A capillary tube whose inside radius is `0.5mm` is dipped in water having surface tension `7.0xx10^(-2) N//m`. To what height is the water raised above the normal water level? Angle of contact of water with glass is `0^(@)`. Density of water is `10^(3)kg//m^(3) and g=9.8 m//s^(2)`.

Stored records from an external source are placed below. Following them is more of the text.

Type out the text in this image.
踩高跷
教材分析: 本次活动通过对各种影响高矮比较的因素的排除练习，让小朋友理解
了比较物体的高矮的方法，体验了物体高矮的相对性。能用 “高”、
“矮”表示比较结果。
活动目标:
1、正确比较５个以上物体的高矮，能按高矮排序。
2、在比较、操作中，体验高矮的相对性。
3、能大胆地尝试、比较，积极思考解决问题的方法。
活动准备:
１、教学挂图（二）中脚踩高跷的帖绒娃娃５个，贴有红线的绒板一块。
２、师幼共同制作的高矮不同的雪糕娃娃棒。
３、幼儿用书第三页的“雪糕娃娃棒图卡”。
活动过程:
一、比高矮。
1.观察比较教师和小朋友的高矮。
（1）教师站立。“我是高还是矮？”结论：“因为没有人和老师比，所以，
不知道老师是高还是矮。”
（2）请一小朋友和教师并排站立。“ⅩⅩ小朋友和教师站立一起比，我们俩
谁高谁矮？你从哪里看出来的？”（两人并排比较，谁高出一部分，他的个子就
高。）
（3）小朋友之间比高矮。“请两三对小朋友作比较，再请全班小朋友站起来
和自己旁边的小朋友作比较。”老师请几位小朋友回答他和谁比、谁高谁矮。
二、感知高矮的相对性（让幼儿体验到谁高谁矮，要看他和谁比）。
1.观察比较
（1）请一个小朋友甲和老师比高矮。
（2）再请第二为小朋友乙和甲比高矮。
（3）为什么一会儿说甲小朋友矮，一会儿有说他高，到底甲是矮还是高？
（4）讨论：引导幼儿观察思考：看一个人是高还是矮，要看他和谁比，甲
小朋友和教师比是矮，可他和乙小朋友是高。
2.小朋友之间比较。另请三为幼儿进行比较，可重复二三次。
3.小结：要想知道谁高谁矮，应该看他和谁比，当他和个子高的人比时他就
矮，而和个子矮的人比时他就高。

To solve the problem of how high water is raised in a capillary tube, we can use the formula for capillary rise: \[ h = \frac{2T \cos \theta}{R \rho g} \] Where: - \( h \) = height of the liquid column - \( T \) = surface tension of the liquid - \( \theta \) = angle of contact - \( R \) = radius of the capillary tube - \( \rho \) = density of the liquid - \( g \) = acceleration due to gravity ### Step-by-Step Solution: 1. **Identify the given values:** - Surface tension, \( T = 7.0 \times 10^{-2} \, \text{N/m} \) - Radius of the capillary tube, \( R = 0.5 \, \text{mm} = 0.5 \times 10^{-3} \, \text{m} \) - Angle of contact, \( \theta = 0^\circ \) - Density of water, \( \rho = 10^3 \, \text{kg/m}^3 \) - Acceleration due to gravity, \( g = 9.8 \, \text{m/s}^2 \) 2. **Convert the angle of contact to cosine:** - Since \( \theta = 0^\circ \), we have: \[ \cos \theta = \cos(0^\circ) = 1 \] 3. **Substitute the values into the formula:** \[ h = \frac{2 \times (7.0 \times 10^{-2}) \times 1}{(0.5 \times 10^{-3}) \times (10^3) \times (9.8)} \] 4. **Calculate the denominator:** - First, calculate \( R \rho g \): \[ R \rho g = (0.5 \times 10^{-3}) \times (10^3) \times (9.8) = 0.5 \times 9.8 = 4.9 \] 5. **Calculate the numerator:** \[ 2T \cos \theta = 2 \times (7.0 \times 10^{-2}) \times 1 = 0.14 \] 6. **Now, substitute back into the equation for \( h \):** \[ h = \frac{0.14}{4.9} \] 7. **Calculate \( h \):** \[ h \approx 0.02857 \, \text{m} \] 8. **Convert \( h \) to centimeters:** \[ h \approx 0.02857 \, \text{m} \times 100 = 2.857 \, \text{cm} \approx 2.86 \, \text{cm} \] ### Final Answer: The height to which water is raised in the capillary tube is approximately \( 2.86 \, \text{cm} \).